Got bored today and made list of places in apt I want to have sex. One includes opening and coming out the window.
If I die, please delete the word file entitled "Rainy Day"
You were in my dream and you got the lyrics to lollipop tattooed on your chest. Don't get it, it wasnt that cool.
she's on the floor slapping my dogs face with slices of pizza
we took shots then she made me eat a dill pickle with cream cheese wrapped in a piece of turkey.
no, forget the keg and come see this. prego pants here is dunking chicken nuggets into pudding and crying over a cat show on animal planet.
They showed a guy on tv in a Brady jersey and a sweatpants boner when the NE offense took the field.

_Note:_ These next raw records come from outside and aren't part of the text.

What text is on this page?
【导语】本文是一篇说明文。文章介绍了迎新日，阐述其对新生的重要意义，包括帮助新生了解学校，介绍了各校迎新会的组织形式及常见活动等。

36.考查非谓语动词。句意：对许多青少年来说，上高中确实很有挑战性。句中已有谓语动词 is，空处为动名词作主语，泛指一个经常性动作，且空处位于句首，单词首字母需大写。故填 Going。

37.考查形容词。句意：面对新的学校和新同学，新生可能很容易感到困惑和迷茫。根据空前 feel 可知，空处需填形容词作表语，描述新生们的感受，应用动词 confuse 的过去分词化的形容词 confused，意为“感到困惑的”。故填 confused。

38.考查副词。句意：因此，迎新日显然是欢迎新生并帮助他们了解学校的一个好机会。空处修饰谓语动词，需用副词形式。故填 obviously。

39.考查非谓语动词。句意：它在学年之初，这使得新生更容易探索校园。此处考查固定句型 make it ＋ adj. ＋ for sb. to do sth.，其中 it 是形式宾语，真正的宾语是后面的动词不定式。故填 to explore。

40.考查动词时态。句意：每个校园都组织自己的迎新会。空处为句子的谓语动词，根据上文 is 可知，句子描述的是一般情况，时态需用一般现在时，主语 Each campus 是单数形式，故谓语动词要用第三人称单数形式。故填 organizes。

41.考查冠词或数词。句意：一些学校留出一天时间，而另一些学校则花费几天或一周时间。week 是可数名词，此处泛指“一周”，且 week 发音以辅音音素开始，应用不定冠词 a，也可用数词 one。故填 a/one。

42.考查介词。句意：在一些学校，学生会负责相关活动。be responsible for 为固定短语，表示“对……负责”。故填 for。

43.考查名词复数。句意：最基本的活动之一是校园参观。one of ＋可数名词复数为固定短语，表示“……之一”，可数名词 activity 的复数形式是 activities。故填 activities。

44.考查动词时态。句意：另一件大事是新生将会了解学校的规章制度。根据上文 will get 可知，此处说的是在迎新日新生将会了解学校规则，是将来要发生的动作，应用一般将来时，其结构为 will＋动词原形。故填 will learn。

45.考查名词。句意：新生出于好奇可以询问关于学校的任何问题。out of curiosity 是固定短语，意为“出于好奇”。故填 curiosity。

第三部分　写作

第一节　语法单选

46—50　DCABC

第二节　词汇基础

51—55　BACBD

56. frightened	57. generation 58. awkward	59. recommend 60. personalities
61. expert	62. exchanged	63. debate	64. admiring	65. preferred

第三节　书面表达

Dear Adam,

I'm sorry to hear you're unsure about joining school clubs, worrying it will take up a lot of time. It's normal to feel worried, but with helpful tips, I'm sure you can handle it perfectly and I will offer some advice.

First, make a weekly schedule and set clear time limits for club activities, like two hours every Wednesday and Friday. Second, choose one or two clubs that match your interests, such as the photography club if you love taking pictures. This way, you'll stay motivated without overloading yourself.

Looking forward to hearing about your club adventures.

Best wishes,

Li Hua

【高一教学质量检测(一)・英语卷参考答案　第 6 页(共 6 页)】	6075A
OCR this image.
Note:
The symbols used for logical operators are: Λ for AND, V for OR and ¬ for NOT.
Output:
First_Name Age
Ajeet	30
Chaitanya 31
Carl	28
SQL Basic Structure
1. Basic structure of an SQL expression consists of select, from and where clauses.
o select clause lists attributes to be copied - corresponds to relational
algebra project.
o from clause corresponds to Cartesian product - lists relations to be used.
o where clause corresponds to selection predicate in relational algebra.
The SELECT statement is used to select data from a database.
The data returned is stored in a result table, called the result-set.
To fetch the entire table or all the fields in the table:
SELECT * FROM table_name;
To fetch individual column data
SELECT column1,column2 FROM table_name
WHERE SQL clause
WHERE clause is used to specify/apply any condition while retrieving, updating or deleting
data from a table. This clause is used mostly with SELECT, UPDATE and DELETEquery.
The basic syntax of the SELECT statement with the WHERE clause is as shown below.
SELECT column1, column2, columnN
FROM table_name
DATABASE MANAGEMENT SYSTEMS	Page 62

They didn't show his face. I hope that wasn't you.
If the cops knock on your door and ask if you saw anyone throw an orange out the window I was never there.
dude i should have never cleaned my ears out while high. theres no going back.
Ill tap morse code on the ceiling when im ready for you to come down amd smoke
You better be Eskimo Brother-ing the FUCK out of tonight right now. Long distance 'balls deep' high five
Watching him is like watching a star slowly implode
Hit on in the middle of a Wal-Mart McDonald's by a really awkward nerd. There is not enough nope in the world.
wait did i hook up with someone in mcdonalds last night?
i am no longer ashamed when i walk into the dining hall for sunday brunch and i'm greeted with applause for suriving my weekend
He’s basically a sexual superhero. A mild mannered marketing intern by day, but a very horny 22 year old with pornstar stamina at nights!